Though in a game like Archon, you sort of want to have good pathfinding.
Because you're going to be giving single move commands to a single unit at -3:59 (the very edge of the Alterable Past) and want all of the units under its command to get to the destination correctly.
In any case, I've been enjoying it. There are four (?) campaigns (based on the achievements steam lists) and I've just started the second one. The first campaign teaches you how to play the humans, the second campaign teaches you how to play the vecnir (the biped race in yellow you see throughout the first campaign). I assume the third and fourth likewise teach you about the other races as well. There's only one story, as far as I can tell, but that each campaign only sees one side of it.
Unit differentiation is, however, badly needed.
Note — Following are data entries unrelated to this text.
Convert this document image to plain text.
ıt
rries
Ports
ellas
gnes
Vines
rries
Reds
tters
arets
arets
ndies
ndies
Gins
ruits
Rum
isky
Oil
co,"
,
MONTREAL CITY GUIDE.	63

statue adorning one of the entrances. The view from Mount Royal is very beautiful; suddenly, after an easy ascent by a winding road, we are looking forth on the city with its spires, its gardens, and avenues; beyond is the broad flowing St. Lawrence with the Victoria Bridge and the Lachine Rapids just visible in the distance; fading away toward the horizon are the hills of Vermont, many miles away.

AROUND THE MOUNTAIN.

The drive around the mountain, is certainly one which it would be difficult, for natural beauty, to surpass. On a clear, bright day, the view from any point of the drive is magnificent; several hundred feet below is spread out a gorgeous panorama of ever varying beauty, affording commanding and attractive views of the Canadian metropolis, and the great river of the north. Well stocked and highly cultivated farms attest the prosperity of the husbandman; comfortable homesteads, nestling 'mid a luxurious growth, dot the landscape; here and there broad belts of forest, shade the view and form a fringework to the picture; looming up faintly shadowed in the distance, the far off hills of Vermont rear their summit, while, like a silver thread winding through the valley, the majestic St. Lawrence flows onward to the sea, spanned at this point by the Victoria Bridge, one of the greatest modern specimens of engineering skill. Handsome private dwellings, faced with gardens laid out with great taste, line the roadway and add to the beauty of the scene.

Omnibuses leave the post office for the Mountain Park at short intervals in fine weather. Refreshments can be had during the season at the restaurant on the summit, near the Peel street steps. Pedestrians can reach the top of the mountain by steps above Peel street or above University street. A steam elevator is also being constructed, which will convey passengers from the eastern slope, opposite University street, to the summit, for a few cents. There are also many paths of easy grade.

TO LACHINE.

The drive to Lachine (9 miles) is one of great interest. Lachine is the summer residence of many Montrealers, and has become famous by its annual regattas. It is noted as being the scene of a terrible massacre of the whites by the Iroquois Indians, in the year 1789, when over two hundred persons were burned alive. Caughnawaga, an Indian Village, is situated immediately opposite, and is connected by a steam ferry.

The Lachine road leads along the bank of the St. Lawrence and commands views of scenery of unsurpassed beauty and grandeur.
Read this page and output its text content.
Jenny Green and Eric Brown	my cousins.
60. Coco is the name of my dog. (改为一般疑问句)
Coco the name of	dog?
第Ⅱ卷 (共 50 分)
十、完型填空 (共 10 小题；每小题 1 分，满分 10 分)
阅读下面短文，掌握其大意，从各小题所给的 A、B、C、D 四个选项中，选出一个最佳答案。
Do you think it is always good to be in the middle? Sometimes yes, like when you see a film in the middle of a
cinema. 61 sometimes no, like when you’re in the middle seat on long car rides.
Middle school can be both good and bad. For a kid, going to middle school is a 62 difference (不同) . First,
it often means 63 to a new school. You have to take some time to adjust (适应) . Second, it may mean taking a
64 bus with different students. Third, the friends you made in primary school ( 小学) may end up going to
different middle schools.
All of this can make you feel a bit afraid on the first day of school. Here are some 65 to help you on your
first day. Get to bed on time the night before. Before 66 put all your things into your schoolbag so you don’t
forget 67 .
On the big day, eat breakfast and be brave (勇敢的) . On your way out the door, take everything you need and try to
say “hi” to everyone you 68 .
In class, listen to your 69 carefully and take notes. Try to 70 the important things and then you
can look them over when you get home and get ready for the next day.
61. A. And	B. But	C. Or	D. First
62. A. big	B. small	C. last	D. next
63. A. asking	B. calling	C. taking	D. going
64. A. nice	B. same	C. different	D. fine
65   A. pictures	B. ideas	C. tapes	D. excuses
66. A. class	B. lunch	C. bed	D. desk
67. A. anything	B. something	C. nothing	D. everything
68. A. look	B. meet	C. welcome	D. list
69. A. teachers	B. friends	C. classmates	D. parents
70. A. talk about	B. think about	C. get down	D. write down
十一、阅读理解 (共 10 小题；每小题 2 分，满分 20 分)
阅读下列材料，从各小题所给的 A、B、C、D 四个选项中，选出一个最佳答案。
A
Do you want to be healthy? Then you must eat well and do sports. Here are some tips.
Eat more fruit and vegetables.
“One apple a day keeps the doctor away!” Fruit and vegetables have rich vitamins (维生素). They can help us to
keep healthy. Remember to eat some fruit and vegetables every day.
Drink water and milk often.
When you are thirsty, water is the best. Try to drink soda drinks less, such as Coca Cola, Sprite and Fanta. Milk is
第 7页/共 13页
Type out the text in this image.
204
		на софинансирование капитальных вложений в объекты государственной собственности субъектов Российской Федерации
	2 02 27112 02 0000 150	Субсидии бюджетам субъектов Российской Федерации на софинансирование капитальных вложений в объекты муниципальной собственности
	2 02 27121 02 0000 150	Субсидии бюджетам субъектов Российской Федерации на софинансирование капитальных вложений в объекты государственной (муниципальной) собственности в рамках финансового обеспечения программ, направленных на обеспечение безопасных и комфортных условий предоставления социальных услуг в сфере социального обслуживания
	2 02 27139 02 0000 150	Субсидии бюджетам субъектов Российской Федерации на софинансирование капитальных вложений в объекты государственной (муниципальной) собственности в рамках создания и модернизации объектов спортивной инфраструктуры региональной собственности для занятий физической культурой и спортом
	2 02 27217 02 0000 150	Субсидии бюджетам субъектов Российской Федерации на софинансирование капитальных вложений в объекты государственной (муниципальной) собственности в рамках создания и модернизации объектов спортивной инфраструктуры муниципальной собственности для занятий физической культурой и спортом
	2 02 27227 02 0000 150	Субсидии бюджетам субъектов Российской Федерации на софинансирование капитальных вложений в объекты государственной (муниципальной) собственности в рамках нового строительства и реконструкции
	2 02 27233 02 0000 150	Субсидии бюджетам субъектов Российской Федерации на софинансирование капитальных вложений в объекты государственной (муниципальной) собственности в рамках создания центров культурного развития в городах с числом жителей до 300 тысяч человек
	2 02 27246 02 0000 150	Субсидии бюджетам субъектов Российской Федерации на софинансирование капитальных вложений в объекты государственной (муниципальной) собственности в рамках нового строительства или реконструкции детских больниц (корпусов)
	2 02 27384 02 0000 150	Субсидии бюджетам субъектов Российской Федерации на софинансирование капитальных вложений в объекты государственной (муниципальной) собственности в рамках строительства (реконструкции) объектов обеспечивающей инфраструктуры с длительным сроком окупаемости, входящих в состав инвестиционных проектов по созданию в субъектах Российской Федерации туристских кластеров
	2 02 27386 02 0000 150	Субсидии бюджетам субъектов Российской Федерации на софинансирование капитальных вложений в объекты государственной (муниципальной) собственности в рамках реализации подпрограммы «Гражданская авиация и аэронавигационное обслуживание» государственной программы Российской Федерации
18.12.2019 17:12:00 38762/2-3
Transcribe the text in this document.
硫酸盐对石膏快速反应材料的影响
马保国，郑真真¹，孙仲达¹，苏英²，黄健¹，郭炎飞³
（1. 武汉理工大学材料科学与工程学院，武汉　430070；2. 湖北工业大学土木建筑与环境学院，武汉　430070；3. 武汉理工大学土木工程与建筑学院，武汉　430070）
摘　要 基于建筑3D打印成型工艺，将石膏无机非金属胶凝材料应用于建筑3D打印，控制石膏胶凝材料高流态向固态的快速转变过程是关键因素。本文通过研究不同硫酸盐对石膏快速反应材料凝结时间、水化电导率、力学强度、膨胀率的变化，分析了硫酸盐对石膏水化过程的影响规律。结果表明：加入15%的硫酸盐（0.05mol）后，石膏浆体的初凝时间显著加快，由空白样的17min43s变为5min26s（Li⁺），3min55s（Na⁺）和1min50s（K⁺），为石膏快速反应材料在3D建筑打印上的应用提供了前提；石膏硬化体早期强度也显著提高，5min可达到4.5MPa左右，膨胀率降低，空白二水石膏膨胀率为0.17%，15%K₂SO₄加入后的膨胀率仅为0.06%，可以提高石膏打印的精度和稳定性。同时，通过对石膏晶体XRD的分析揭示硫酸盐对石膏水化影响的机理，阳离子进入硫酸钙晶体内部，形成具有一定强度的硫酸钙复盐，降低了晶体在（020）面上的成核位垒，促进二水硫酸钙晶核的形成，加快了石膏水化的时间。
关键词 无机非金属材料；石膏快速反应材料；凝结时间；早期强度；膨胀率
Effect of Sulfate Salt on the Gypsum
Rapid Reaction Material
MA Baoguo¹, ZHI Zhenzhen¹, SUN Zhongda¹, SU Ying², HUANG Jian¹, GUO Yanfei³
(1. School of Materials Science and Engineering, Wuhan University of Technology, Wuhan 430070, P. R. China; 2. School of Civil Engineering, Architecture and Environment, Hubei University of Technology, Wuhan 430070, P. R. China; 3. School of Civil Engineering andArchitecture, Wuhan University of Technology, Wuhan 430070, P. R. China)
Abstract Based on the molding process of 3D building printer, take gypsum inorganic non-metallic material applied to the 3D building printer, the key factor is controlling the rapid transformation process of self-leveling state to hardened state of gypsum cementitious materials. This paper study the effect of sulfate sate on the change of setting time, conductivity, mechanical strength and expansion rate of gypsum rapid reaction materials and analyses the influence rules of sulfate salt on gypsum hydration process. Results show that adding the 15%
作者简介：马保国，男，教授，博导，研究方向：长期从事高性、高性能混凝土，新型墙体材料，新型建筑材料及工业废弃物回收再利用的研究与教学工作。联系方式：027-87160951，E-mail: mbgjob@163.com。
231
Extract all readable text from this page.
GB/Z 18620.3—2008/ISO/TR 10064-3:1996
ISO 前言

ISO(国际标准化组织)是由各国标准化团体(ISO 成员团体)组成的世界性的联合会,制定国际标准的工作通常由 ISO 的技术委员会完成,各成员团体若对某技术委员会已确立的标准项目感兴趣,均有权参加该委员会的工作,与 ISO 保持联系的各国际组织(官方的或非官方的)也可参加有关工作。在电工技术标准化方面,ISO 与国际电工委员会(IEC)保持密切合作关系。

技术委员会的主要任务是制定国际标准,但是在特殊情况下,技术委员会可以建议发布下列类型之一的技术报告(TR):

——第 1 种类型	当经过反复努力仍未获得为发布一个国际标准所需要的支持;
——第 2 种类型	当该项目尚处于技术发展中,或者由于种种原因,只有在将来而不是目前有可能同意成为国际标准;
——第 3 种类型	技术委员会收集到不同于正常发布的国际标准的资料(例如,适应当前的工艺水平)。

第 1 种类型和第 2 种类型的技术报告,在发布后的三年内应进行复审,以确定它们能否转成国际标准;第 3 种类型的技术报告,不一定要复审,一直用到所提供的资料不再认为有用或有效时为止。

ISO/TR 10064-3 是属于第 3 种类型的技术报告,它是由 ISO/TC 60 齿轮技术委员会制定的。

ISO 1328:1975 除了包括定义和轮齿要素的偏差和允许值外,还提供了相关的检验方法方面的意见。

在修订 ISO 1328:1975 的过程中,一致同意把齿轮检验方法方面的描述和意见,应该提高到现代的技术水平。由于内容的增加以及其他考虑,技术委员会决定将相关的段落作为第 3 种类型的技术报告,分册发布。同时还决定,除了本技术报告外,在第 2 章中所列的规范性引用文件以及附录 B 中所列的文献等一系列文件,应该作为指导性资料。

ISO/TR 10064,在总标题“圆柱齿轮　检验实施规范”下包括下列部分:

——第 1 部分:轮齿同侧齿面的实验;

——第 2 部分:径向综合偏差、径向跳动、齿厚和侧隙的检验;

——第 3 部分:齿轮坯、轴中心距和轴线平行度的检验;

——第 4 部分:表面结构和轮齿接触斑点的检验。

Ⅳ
You can't even always rely on double-clicking to select all units of the same type (you also can't ctrl double-click to add a unit type to a selection). Along with the "the selected unit stats" needing to be listed (the "this unit does this much damage to air/ground" stats are only show as a tool-tip to the Build Unit button).
Also, despite the time travel, you can seriously fuck up hard. There's one mission in campaign 1 (either 7, 8, or 9th) that I had to start over from the beginning seven or eight times simply because the Thing I Didn't Do, but Needed To was always 5 or more minutes in the past. When I did finally win, I think on average I was looking at -3 minutes, queuing up more units and sending them towards the front lines so that they'd
arrive when and where they were critically needed (and then I'd have to micro combat at about -1 minute, then head back to -3 or -4 to queue up more units to send present-ward).
The AI is terrible, however. The enemy AIs that control units, even when they can move back and forth in time like I can, aren't a challenge. A friend and I played the one 2v2 (there's ONE 2v2 map and ONE 3v3 and ZERO 4v4 maps) against two computer players. He steam rolled them at about 6 minutes in. Both of them, by himself. Took until about 14 before we declared victory, as the game though there was still a unit around somewhere that might be able to pull the game around (probably one of those "didn't fall into the unplayable past" things).
We then faced off against each other, and despite being down most of the game I won, and won hands down. He'd attacked my base several times, but I always managed to make it a tie, at worst (for myself), then I took out his resource outposts and built up my own army (mostly flying units against his mostly ground) and using a contingent of ground units (I left sitting on his northern ex-resource facility) as a distraction, I flew my main force around south and attacked from both sides. Oh, and all of this was at about -2:30, making it fall into the Unplayable Past rather rapidly (I think we peaked out at -3 as editable*).
Oh, response to a question of sending a unit forward in time:
Yes, you CAN do that. It's not useful.
*The time at which the timeline enters the unplayable past (with full chrono energy) is seemingly random. I think it's editable somewhere for multiplayer games, but I've noticed that in campaign maps it ranges from -3:00 to -6:00 for no apparent reason.